Business in the digital age is not the same as it used to be. For example, once upon a time a business could send out 2,000 mailers to three different areas of town, then simply count the number of sales generated from each area by the mailers brought in. The return on the investment was simple, cut and dried. The only issue was tweaking the delivery area and the message on the flier to improve the return. This isn’t the case anymore.

The Expanded Process

Many people find it difficult to measure the ROI of social media. Some still view social media, or digital marketing in general, through the old lens: invest £500 one month and earn £1,000 the next month. But it doesn’t normally work like that. The real value of Social Media lead generation is so much bigger than that.

Consumers used to need 6 to 8 touch points before a sale was made. Today that number has grown exponentially. They see a tweet, then follow you on Twitter, then read a blog post or two, then engage by asking a question, take advantage of a free download you offer, subscribe to your email newsletter, attend an event or webinar and so on. Down the line they make a purchase, but that’s only after you’ve established awareness, trust, and relevance with them over time and through many interactions.

Social Media allows you to have many interactions with people through conversations, messages, social media updates, paid advertising, re-targeting and more.

On top of that, Social Media also allows you to align all your other marketing activities into one seamless channel.

Are you organising a new event that you want people to attend? Message people on Twitter.

Have you written a new blog post? Share it on LinkedIn.

Have you got a special offer? Advertise it on Facebook.

Do you want to make sure people attend your webinar? Re-target them using Instagram.

You get the picture.

With Social Media there are endless opportunities and ways to promote your brand online.

Never Over-promise

Part of the misunderstanding, and often the disillusionment, that people have about social media ROI stems from agencies promising things they can’t deliver. At Skyline Social we focus on generating leads which ultimately lead to sales… but we don’t promise sales as one of our KPI’s. Why? Because we don’t promise things we can’t control.

We only promise and measure KPI’s that we can control, such as online traffic generated, engagement, follower growth and of course lead generation. But it’s up to the business to convert those leads into sales. That’s because one of the things we can’t control is ultimately the most important of all – customer experience. Only you, as the business, can control that. And that single factor can convert leads into sales or drive them away with disappointment.

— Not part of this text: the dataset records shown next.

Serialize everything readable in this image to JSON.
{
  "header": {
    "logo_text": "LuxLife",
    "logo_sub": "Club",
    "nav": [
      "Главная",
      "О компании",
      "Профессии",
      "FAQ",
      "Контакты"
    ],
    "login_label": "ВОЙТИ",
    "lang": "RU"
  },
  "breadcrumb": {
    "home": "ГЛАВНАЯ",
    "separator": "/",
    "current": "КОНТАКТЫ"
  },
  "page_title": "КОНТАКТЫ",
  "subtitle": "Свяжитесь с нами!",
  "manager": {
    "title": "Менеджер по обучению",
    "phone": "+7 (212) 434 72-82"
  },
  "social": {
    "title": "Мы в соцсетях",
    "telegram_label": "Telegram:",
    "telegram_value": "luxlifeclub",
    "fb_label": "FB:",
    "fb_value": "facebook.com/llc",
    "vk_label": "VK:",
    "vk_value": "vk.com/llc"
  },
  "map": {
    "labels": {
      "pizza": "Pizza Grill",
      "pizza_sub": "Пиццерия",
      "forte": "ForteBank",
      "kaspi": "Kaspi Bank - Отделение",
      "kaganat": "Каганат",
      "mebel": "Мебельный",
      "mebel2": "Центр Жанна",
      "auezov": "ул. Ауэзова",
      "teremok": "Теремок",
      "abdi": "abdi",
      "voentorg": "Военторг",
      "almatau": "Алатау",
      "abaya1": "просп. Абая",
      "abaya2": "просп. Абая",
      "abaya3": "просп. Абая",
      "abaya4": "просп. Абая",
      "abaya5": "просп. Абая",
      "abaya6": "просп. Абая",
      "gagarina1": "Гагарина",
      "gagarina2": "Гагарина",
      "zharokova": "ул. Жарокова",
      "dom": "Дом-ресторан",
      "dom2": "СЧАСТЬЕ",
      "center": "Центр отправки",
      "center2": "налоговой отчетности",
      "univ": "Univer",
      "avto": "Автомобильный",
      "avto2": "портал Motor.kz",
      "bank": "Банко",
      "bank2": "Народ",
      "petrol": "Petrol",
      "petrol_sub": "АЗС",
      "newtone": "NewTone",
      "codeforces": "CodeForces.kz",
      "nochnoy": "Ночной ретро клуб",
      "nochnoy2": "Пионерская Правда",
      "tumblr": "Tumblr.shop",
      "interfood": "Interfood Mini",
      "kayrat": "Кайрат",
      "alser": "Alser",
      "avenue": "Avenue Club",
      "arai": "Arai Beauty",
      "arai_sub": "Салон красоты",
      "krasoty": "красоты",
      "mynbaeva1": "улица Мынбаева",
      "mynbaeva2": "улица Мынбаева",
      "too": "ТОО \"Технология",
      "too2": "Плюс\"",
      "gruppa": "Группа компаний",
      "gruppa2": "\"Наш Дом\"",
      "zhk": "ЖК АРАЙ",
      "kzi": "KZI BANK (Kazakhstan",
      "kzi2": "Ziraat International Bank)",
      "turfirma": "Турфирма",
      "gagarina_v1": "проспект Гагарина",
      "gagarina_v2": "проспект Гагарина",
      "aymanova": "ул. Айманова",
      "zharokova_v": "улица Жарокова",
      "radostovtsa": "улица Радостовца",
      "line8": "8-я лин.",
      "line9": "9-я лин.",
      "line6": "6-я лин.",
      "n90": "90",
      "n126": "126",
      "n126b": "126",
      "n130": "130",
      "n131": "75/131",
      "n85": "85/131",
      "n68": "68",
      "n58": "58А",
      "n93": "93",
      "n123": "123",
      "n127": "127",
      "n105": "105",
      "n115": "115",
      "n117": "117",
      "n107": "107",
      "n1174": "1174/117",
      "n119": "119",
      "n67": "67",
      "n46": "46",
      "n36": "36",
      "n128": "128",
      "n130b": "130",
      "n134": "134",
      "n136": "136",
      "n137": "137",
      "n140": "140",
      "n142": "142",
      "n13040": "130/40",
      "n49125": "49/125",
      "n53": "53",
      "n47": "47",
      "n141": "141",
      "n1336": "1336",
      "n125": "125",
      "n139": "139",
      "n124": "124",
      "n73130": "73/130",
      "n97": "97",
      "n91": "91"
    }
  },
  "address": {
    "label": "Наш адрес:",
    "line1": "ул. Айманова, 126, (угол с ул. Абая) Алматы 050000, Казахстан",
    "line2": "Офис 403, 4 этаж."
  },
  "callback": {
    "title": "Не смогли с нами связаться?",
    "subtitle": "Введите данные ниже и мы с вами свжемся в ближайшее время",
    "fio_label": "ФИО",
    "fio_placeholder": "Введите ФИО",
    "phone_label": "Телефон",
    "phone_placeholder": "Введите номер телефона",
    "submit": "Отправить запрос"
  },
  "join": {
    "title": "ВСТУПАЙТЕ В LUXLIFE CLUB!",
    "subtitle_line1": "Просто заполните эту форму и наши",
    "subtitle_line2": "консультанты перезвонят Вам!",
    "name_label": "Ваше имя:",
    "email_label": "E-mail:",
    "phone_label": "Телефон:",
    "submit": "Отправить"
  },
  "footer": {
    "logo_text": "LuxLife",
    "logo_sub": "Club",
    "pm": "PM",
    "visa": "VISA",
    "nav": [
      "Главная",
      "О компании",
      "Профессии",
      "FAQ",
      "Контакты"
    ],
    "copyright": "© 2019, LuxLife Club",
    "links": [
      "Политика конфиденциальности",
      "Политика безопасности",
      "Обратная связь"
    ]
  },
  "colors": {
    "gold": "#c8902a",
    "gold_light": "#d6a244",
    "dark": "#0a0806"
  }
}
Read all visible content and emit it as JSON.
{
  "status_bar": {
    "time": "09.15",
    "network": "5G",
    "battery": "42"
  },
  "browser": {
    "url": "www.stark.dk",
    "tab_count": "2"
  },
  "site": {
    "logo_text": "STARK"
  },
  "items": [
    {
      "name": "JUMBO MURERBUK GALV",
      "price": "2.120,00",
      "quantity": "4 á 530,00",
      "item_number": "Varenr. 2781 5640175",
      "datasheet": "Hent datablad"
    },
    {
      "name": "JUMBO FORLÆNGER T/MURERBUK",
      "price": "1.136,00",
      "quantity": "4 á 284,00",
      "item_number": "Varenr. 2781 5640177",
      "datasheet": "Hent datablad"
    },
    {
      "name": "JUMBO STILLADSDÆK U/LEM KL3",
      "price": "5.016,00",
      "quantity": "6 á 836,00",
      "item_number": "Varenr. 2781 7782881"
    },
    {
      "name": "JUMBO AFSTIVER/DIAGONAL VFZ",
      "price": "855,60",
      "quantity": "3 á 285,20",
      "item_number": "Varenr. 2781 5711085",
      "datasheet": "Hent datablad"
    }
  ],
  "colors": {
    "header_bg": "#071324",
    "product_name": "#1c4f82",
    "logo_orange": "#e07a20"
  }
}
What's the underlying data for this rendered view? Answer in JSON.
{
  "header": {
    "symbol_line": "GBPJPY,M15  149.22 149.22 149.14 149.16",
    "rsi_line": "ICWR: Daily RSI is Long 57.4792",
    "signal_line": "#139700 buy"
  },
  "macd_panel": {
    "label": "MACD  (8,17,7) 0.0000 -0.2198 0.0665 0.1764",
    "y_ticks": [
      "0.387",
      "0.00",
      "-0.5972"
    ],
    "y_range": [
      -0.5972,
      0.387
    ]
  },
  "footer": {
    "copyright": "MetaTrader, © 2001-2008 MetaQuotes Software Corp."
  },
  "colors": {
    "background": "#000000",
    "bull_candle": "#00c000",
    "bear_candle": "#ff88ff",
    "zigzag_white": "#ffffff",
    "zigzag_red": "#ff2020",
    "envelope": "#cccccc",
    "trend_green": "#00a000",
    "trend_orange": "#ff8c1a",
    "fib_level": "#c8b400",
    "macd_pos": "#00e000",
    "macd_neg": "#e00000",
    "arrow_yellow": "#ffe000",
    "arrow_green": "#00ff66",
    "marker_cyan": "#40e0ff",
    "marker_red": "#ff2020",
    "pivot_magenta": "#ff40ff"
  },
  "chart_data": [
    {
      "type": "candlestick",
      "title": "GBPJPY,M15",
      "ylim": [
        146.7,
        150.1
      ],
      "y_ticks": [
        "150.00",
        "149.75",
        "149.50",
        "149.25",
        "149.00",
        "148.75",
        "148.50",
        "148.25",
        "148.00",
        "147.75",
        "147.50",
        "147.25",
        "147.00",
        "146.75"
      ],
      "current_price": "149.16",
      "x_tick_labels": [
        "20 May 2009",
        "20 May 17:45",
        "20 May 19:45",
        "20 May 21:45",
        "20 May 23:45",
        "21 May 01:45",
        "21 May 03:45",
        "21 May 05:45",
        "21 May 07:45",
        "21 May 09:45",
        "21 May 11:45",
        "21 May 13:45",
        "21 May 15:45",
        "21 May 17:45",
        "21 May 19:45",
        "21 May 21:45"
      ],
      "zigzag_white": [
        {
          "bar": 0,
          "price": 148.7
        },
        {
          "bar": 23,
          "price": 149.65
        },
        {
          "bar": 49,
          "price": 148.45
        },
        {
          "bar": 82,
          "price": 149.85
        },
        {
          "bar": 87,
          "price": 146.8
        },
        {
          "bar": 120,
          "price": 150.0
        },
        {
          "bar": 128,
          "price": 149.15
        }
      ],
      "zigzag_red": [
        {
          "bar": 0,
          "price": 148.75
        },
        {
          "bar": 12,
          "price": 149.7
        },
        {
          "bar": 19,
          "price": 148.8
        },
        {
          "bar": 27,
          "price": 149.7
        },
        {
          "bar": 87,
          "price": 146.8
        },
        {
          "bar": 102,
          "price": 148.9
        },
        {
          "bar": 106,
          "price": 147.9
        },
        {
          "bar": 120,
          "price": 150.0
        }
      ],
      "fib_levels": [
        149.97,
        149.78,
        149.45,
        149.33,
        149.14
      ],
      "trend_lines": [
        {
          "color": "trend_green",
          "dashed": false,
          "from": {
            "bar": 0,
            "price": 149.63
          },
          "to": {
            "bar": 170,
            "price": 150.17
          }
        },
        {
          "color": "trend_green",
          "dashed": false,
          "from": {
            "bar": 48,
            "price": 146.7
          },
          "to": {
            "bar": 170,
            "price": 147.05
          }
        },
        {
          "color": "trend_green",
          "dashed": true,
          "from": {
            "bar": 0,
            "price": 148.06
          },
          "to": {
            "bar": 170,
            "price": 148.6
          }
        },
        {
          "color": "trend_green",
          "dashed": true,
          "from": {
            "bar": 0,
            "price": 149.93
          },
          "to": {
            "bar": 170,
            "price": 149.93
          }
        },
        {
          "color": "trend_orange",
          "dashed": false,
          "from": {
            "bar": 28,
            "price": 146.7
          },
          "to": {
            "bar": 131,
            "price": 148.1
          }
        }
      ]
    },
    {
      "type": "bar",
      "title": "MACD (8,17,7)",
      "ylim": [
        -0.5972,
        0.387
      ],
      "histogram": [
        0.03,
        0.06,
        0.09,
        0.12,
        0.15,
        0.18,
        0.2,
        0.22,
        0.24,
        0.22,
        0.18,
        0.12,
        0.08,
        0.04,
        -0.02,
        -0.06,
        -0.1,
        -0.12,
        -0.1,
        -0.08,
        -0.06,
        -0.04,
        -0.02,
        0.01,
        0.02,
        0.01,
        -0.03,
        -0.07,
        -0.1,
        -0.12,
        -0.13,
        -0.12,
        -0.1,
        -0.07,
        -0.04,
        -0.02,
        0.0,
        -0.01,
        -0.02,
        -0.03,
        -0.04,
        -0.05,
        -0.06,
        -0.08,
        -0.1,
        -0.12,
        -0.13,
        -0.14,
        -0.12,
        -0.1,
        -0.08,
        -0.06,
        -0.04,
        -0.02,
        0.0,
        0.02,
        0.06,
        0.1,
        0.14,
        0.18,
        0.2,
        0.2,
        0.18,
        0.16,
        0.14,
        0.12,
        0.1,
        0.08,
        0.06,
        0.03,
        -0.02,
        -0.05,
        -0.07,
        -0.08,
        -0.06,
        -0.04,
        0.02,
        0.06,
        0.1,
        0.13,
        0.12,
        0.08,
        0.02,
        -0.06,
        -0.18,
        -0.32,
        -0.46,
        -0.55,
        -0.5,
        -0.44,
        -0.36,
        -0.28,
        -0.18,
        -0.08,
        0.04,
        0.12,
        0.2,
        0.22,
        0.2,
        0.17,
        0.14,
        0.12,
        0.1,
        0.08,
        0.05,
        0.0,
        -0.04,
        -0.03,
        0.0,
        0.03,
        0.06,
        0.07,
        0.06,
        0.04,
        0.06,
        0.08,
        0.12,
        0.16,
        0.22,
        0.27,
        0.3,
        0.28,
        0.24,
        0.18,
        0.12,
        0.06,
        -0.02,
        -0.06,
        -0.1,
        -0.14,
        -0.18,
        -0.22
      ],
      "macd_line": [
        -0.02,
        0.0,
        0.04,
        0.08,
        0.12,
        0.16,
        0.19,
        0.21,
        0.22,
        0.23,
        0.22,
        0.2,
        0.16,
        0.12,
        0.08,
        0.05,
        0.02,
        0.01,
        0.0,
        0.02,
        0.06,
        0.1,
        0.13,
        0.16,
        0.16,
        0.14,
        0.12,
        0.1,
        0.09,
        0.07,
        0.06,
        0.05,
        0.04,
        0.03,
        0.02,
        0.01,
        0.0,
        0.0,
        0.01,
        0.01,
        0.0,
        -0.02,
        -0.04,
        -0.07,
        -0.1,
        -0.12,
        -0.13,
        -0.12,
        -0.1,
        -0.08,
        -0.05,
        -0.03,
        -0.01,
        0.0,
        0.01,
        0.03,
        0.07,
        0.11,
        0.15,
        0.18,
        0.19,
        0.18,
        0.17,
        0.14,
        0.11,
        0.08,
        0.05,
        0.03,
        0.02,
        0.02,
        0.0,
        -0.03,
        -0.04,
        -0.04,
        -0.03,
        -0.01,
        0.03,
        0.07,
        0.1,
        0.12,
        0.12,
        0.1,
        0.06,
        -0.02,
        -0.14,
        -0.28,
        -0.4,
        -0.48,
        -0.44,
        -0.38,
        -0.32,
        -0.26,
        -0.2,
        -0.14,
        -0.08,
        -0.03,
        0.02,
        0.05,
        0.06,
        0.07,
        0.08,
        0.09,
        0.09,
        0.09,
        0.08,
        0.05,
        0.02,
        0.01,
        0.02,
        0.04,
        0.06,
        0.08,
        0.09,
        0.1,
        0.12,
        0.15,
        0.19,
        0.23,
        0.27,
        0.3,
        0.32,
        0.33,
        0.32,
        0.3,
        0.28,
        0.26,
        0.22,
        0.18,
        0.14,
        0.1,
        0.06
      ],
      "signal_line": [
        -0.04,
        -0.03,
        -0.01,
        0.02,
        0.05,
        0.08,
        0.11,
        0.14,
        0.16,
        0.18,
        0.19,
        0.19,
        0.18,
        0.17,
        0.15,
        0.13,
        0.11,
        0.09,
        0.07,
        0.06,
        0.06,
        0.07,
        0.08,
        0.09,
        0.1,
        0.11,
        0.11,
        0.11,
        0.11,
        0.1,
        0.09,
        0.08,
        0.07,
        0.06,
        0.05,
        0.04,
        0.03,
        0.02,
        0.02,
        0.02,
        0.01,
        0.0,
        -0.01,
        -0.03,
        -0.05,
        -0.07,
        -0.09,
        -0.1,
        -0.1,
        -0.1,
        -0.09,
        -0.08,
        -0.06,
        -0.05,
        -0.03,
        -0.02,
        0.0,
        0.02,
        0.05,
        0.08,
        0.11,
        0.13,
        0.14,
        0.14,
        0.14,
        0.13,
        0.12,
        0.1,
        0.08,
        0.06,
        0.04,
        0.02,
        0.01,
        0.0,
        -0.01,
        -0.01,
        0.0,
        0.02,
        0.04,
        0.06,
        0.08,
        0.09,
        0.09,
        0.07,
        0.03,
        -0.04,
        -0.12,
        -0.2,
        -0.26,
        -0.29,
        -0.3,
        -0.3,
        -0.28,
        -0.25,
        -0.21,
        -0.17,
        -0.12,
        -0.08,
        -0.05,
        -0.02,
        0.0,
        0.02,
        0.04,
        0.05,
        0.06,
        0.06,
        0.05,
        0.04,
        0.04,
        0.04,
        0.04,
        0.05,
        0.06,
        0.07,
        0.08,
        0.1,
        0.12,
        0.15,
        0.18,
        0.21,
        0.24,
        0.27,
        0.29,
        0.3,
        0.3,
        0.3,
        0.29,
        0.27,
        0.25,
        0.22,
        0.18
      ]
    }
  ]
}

For example, a friend who recently visited an outdoor shop just to kill some time. No purchase was planned, but the employees in the establishment were so friendly, knowledgeable, and helpful that he ended up spending more money on two pairs of hiking socks than he would have normally spent on ten or twelve pairs. The customer experience in the store made the sale, and no outside marketing could have done the same no matter how good it was.

So everything your business does after generating a lead (how many times you follow up, how much value you provide to them, how you speak to them on the phone, etc) will determine if, when and how quickly that leads converts into a new customer.

We do of course help our clients as much as we can to convert those leads into sales but it’s important you ensure you play your part as well.

Budgeting for Social Media ROI

So if it’s so difficult to measure ROI for specific campaigns, how should your business budget for it? The answer is twofold: long-term and widespread. Social media and digital marketing require long periods of use, improvements, and many different strategies to determine what works best and how effective it is. Two weeks on Twitter will do nothing for you. Plan to spend 12 months putting in a good effort, which is usually best accomplished by using an experienced agency. Spread your budget out over various outlets and campaign types. Even when using an outsourced marketing agency, be aware of and involved in the process. Take the time to educate yourself as to how it all works.

Focus on the bigger value that social media provides for your business. During a social media campaign, ask yourself these questions:

  • Have I provided more value to those in my target audience? (e.g. potential customers or existing customers)
  • Have I built up more brand awareness with those in my target audience?
  • Do more people now trust me as a result of social media?
  • Has it helped improve SEO and traffic to my website?
  • Have I generated more leads compared to what I was generating before social media?
  • Has it, maybe without even realizing, helped me convert more leads into customers as a result of providing value to people through social media?
  • Has it helped me build a stronger brand for my business?

After a few months into your social media campaign, you will have some idea of where you’re getting the most effective responses. At that point, you can begin altering things to better refine your lead generation strategy. After you’ve continued this process diligently for a year you will start to see where your place is online and what kind of ROI you can realistically expect.